Woman suffering from PTSD fights to keep emotional support monkeys

Many people who have survived a trauma, and come out the other side with serious psychological damage, know exactly how helpful emotional support animals can be.

Typically, these animals take the form of common domesticated pets: dogs, cats and rabbits. Their simple companionship can assist people suffering from mental disorders such as anxiety, depression, and panic attacks.

However, a woman from Missouri has been fighting to keep the emotional support animals that she has raised for the last 20 years - which she claims have helped her manage post-traumatic stress disorder. So what's the big issue? Namely, that the animals in question are three monkeys.

Check out this news report about the dispute: 

Texanne McBride-Teahan keeps a trio of monkeys in her new home just outside of St Louis: a black-capped capuchin named Paula, a patas named Zoey, and a bonnet macaque named Kalie Anna.

She's never had any complaints about them in her prior address, but now concerned neighbours have petitioned Creve Coeur city council to force McBride-Teahan to give them up, alleging that the wild animals are dangerous.

Commenting on the situation in a recent interview with CNN, she stated: "Monkeys are little. Less than nine pounds. Pictures show they aren't dangerous. To me, they are lifesavers for my PTSD. We just want to live in peace."

An image of a macaque. Credit: Getty

But McBride-Teahan's next-door neighbour Jim Hentschell told KMOV-TV interviewers that: "They belong in zoos, you know, or in their natural habitat ... I believe in the rule of law.

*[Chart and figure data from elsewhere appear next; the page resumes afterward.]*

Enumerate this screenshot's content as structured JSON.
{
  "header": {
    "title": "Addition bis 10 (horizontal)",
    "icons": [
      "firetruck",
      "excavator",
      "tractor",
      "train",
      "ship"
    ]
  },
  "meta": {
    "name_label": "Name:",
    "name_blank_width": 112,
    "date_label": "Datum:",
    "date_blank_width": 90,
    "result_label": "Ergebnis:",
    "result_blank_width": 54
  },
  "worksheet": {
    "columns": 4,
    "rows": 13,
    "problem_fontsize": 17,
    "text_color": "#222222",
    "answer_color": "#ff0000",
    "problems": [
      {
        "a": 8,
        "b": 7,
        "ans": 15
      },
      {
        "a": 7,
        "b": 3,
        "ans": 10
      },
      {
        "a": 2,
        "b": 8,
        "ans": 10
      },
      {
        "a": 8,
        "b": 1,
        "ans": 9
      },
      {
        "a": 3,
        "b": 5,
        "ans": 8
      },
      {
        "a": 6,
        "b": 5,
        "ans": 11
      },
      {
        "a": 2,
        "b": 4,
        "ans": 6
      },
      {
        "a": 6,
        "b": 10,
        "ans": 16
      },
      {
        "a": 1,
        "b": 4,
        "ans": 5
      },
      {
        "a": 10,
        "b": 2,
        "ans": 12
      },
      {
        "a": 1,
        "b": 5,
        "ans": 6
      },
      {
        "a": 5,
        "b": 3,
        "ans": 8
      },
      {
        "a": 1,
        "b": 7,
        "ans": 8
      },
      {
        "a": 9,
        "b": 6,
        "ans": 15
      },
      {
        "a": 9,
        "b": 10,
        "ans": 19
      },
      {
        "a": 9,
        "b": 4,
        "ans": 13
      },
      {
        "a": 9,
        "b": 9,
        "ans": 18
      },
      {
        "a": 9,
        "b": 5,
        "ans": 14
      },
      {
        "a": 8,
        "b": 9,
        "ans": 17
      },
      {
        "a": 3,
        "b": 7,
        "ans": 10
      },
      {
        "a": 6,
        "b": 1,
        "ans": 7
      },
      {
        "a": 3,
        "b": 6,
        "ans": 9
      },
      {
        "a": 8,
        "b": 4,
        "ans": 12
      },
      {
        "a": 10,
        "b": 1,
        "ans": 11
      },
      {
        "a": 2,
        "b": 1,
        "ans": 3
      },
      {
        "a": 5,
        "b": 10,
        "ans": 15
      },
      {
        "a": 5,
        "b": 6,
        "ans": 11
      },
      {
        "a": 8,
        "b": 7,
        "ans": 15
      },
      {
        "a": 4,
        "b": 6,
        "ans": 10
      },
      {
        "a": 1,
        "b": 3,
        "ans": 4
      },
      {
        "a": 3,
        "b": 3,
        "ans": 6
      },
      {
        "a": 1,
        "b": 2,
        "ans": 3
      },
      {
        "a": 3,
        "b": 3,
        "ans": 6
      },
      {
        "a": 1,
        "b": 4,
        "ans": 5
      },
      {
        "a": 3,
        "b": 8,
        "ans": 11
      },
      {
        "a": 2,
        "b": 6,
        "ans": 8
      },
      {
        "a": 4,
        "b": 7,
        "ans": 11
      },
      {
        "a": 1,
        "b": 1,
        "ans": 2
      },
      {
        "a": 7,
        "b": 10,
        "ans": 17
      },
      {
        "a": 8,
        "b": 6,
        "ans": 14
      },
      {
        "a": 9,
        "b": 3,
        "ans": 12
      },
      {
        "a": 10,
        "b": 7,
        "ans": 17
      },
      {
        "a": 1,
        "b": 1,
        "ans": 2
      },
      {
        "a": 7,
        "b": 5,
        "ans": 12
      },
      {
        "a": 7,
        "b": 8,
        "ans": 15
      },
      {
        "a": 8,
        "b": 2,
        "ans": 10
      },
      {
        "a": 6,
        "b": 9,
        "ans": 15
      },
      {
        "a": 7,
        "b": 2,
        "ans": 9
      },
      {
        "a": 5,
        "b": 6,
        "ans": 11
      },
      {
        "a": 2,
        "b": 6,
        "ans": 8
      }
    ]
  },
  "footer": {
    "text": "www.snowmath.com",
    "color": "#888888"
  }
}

If they are considered a dangerous animal and can carry something as nasty as hepatitis, they shouldn’t be here."

According to the official website of the Americans with Disabilities Act, emotional support animals are not classified as service animals, and thus are not privy to the same privileges when it comes to where they are permitted in public spaces.

The site states: "Because they have not been trained to perform a specific job or task, they do not qualify as service animals under the ADA.  However, some State or local governments have laws that allow people to take emotional support animals into public places.  You may check with your State and local government agencies to find out about these laws."
McBride-Teahan is scheduled to appear in court in November to resolve the issue.